Numerical approximations for partially observed optimal control of stochastic partial differential equations
Feng Bao, Yanzhao Cao, Hongjiang Qian
TL;DR
This work tackles the challenge of optimally controlling stochastic partial differential equations with partial observations. It develops a stochastic maximum principle via a measure transformation to handle partial information, yielding a Hamiltonian that involves adjoint BSPDE/BSDE components. The authors then design a fully implementable numerical framework that couples finite-element spatial discretization, implicit-time stepping for forward-backward SPDEs, particle filtering for state estimation, and stochastic-gradient-descent updates guided by the SMP. The approach enables solving partially observed SPDE control problems in high-dimensional settings and is demonstrated through numerical experiments, highlighting its potential for applications in distributed parameter systems.

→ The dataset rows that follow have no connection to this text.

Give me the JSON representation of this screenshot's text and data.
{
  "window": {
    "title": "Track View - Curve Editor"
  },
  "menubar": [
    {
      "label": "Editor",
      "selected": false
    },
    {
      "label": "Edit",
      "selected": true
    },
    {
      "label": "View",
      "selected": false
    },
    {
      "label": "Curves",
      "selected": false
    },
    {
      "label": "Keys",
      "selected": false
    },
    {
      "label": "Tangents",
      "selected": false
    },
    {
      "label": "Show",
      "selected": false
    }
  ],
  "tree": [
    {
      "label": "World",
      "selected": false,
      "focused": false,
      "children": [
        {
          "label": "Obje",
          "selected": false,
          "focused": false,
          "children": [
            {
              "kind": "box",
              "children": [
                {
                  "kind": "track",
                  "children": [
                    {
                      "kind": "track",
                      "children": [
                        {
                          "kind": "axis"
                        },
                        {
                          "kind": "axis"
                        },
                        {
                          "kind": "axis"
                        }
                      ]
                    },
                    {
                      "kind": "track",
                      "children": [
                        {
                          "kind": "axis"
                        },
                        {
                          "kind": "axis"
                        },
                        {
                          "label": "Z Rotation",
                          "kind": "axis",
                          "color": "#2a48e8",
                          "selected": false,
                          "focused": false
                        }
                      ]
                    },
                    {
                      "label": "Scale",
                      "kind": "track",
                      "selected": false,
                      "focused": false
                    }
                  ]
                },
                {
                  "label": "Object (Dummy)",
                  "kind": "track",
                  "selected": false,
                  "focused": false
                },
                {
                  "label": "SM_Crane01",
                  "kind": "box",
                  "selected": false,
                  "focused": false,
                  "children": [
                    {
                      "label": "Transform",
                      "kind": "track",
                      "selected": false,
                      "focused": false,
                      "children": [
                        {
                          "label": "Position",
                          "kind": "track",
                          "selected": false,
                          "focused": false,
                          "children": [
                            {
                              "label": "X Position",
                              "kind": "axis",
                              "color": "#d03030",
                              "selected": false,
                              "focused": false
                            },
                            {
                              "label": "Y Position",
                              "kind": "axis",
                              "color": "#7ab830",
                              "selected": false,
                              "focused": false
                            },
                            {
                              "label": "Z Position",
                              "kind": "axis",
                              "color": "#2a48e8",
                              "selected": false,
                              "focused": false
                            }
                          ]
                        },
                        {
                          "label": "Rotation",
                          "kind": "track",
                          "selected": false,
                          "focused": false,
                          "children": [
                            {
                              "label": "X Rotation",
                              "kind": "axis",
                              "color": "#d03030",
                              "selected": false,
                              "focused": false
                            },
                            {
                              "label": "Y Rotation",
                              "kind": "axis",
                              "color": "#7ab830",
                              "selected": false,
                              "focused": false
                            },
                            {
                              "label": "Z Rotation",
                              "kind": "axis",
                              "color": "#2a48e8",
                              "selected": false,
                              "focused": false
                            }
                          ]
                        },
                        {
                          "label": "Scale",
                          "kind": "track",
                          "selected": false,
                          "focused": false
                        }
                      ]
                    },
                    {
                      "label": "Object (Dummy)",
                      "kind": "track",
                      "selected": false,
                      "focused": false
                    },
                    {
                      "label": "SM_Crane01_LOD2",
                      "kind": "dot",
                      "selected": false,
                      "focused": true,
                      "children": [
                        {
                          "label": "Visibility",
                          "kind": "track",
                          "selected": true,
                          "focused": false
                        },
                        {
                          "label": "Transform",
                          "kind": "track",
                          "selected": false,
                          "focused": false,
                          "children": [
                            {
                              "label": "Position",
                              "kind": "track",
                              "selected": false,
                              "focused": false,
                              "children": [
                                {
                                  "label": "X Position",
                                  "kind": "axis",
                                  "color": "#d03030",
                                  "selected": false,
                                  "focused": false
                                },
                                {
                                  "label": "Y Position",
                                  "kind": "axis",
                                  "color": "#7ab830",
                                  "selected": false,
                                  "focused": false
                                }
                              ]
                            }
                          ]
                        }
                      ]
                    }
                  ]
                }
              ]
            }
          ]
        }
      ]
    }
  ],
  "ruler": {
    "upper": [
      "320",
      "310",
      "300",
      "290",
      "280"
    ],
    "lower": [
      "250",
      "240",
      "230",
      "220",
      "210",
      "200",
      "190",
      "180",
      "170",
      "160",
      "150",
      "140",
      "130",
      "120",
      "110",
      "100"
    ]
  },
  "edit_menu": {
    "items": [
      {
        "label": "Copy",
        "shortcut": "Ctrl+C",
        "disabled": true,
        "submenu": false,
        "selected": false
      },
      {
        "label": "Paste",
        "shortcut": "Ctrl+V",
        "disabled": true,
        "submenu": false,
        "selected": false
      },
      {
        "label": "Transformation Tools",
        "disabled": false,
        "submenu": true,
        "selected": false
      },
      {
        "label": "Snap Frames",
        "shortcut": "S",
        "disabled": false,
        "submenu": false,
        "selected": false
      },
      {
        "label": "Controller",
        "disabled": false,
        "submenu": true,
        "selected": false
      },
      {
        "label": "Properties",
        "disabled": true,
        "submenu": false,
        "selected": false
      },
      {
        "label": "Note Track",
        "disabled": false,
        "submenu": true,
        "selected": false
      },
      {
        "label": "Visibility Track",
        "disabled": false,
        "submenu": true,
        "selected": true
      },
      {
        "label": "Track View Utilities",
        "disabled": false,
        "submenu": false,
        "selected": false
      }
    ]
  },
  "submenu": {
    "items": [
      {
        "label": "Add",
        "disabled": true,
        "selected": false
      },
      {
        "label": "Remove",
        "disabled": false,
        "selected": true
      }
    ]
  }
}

Overall, the paper advances the computational toolkit for partially observed SPDE control by marrying analytical SMP with practical, scalable algorithms.
Abstract
In this paper, we study numerical approximations for optimal control of a class of stochastic partial differential equations with partial observations. The system state evolves in a Hilbert space, whereas observations are given in finite-dimensional space $\rr^d$. We begin by establishing stochastic maximum principles (SMPs) for such problems, where the system state is driven by a cylindrical Wiener process. The corresponding adjoint equations are characterized by backward stochastic partial differential equations. We then develop numerical algorithms to solve the partially observed optimal control. Our approach combines the stochastic gradient descent method, guided by the SMP, with a particle filtering algorithm to estimate the conditional distributions of the state of the system. Finally, we demonstrate the effectiveness of our proposed algorithm through numerical experiments.